Kamel Ibrahim, Yalcin Yusuf, Ponder Reid, Elkhawas Ibrahim, Solangi Zeeshan
Internal Medicine, Steward Carney Hospital, Boston, USA.
Radiology, Tufts University School of Medicine, Boston, USA.
Cureus. 2024 Apr 2;16(4):e57483. doi: 10.7759/cureus.57483. eCollection 2024 Apr.
The Chilaiditi syndrome is when the radiologic Chilaiditi sign, defined by the interpositioning of the colon between the liver and diaphragm, becomes complicated by clinical symptoms such as respiratory insufficiency or bowel obstruction. We present the case of a 70-year-old male with a history of depression, anxiety, gastroesophageal reflux disease (GERD), and post-polio syndrome, who presented with left shoulder pain, chronic weakness, and dizziness. Initial evaluation revealed hypotension and elevated lactic acid, attributed to dehydration. Further imaging identified a Chilaiditi sign, thus raising suspicion of small bowel obstruction and the Chilaiditi syndrome. Despite conservative management, the patient continued to experience elevated lactic acid levels, prompting a computed tomography (CT) angiogram to rule out bowel ischemia. No acute intra-abdominal pathology was identified, and the patient improved with hydration and bowel rest. This case highlights the challenges in diagnosing and managing the Chilaiditi syndrome in the setting of chronic comorbidities.

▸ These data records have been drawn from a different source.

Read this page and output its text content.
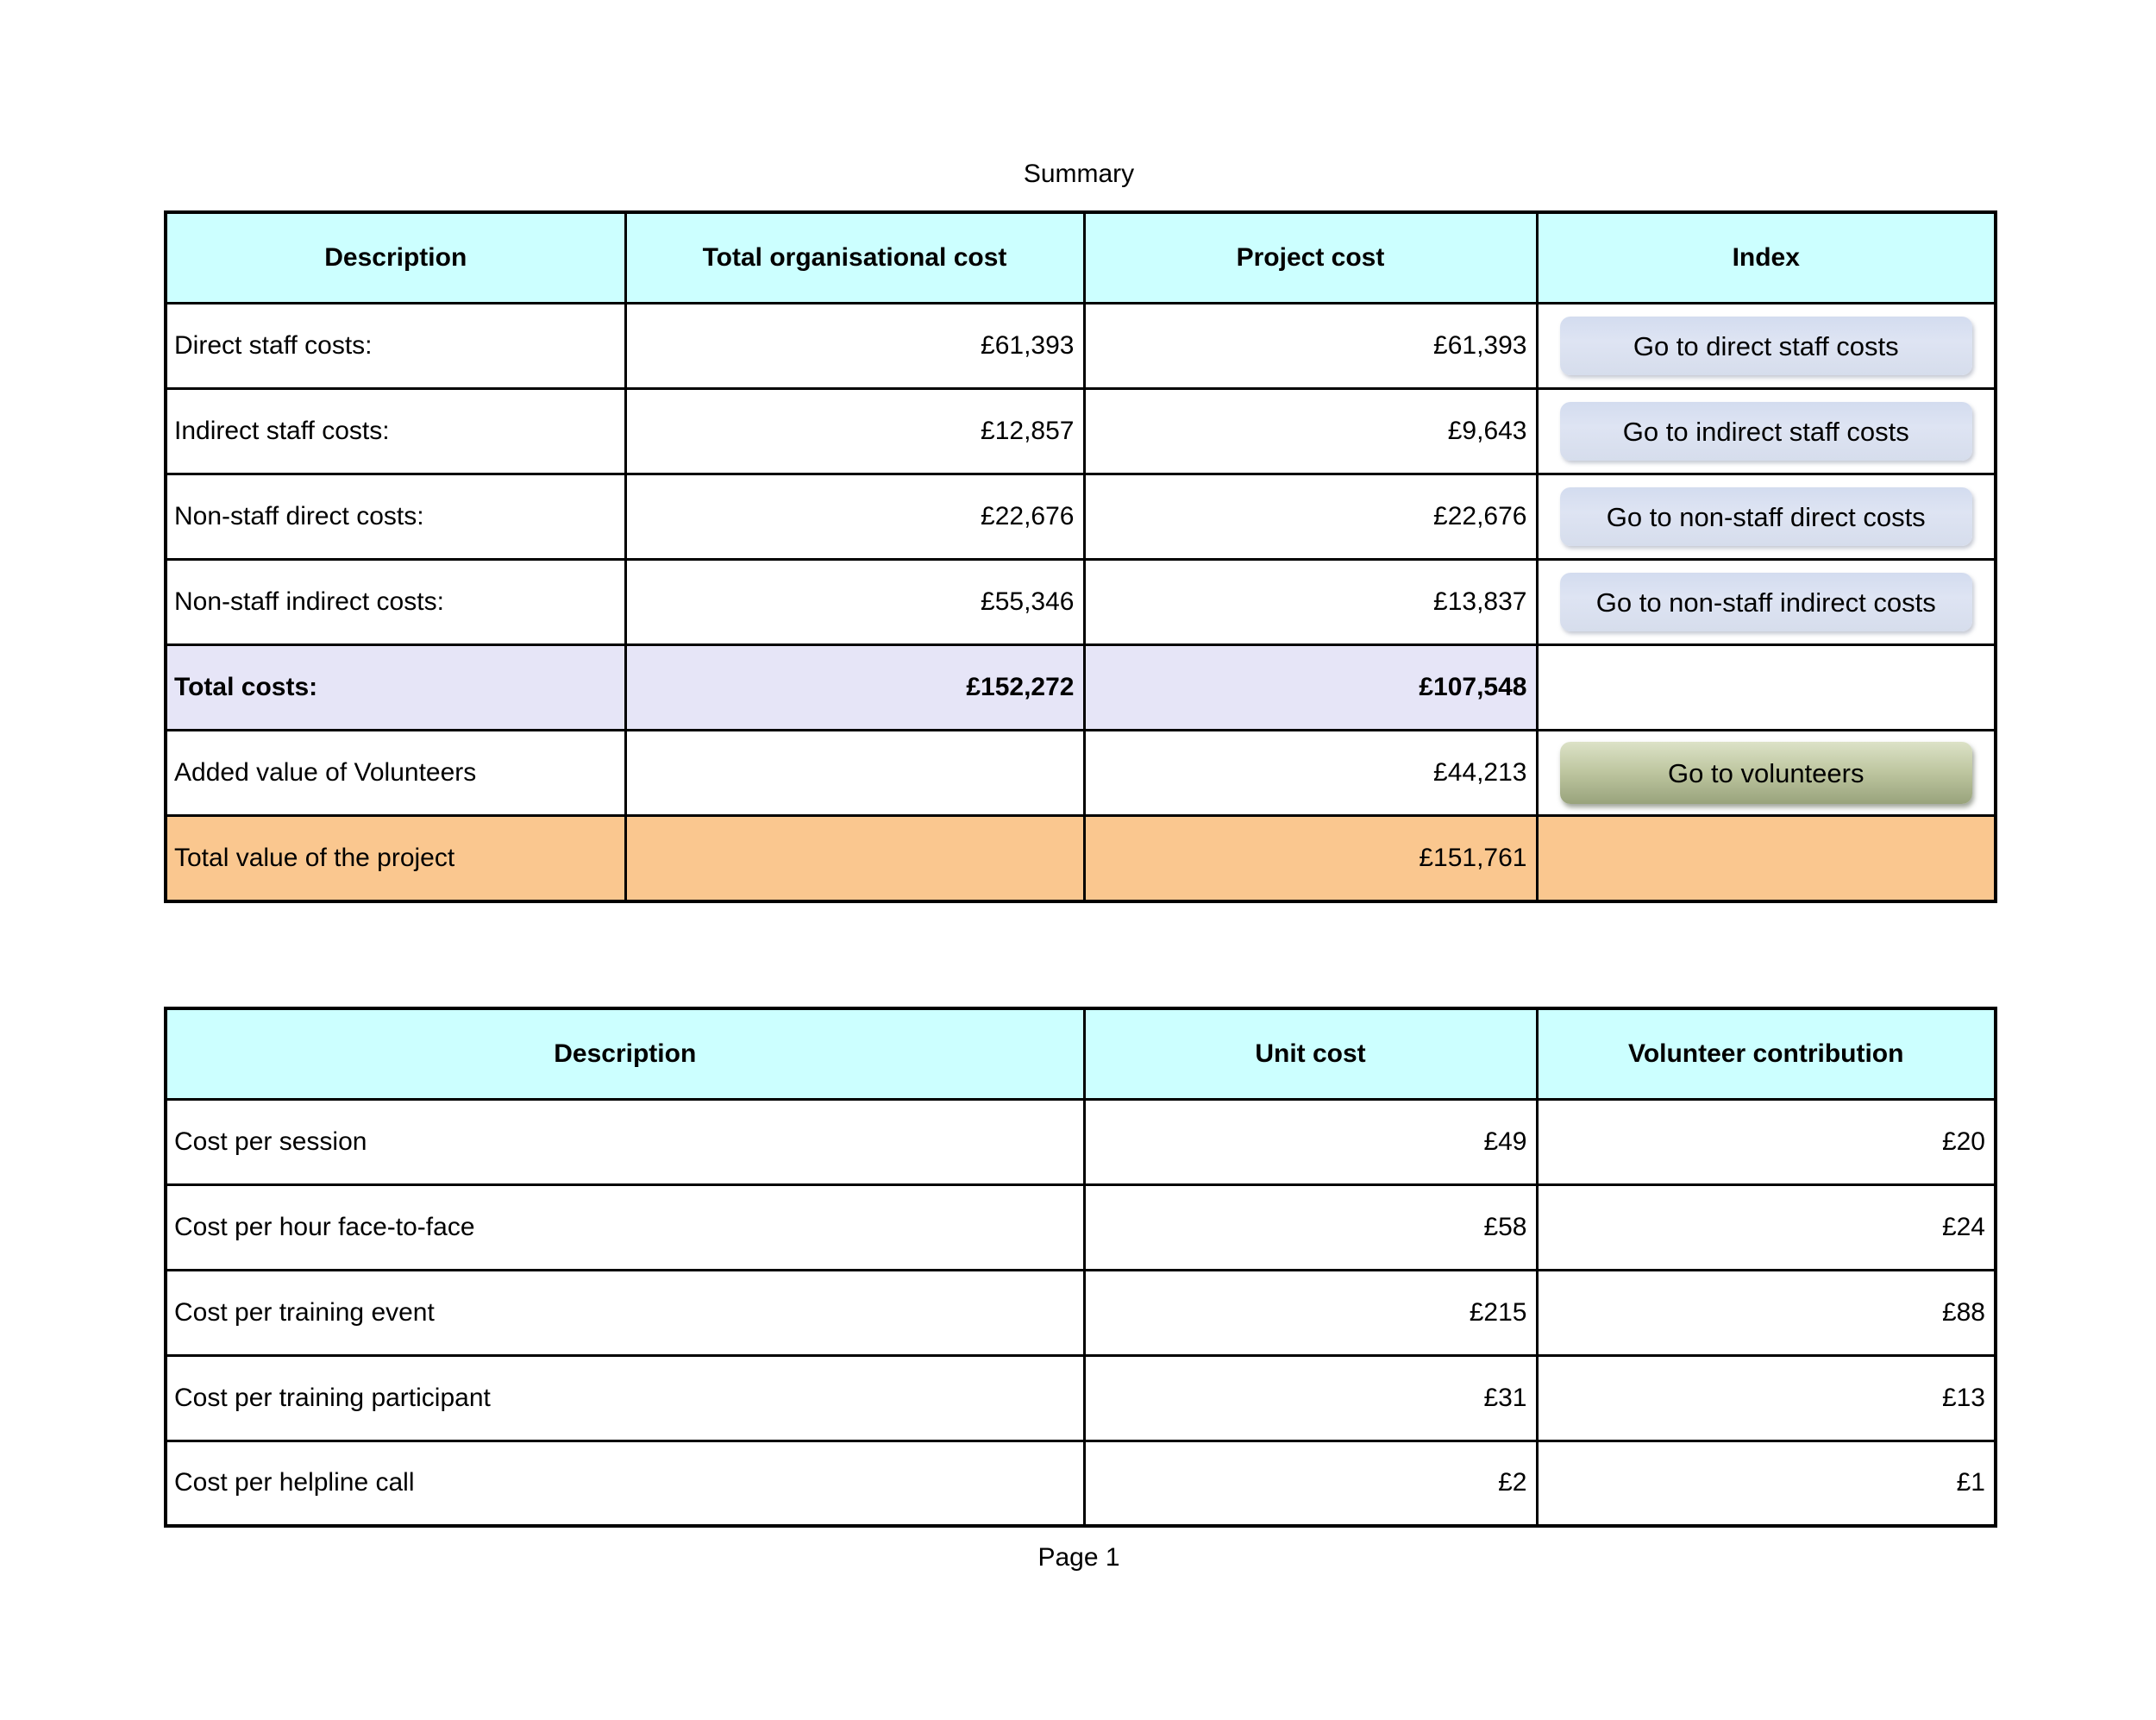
Summary
Description	Total organisational cost	Project cost	Index
Direct staff costs:	£61,393	£61,393	Go to direct staff costs

Indirect staff costs:	£12,857	£9,643	Go to indirect staff costs

Non-staff direct costs:	£22,676	£22,676	Go to non-staff direct costs

Non-staff indirect costs:	£55,346	£13,837	Go to non-staff indirect costs

Total costs:	£152,272	£107,548	
Added value of Volunteers		£44,213	Go to volunteers

Total value of the project		£151,761	
Description	Unit cost	Volunteer contribution
Cost per session	£49	£20
Cost per hour face-to-face	£58	£24
Cost per training event	£215	£88
Cost per training participant	£31	£13
Cost per helpline call	£2	£1
Page 1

希莱迪蒂综合征是指影像学上出现希莱迪蒂征(即结肠位于肝脏与膈肌之间)并伴有呼吸功能不全或肠梗阻等临床症状的情况。我们报告一例70岁男性病例,该患者有抑郁症、焦虑症、胃食管反流病(GERD)和小儿麻痹后遗症病史,表现为左肩疼痛、慢性虚弱和头晕。初始评估发现低血压和乳酸升高,归因于脱水。进一步影像学检查发现希莱迪蒂征,从而怀疑存在小肠梗阻和希莱迪蒂综合征。尽管采取了保守治疗,患者的乳酸水平仍持续升高,促使进行计算机断层扫描(CT)血管造影以排除肠缺血。未发现急性腹部病变,患者经补液和肠道休息后病情好转。该病例凸显了在存在慢性合并症的情况下诊断和管理希莱迪蒂综合征的挑战。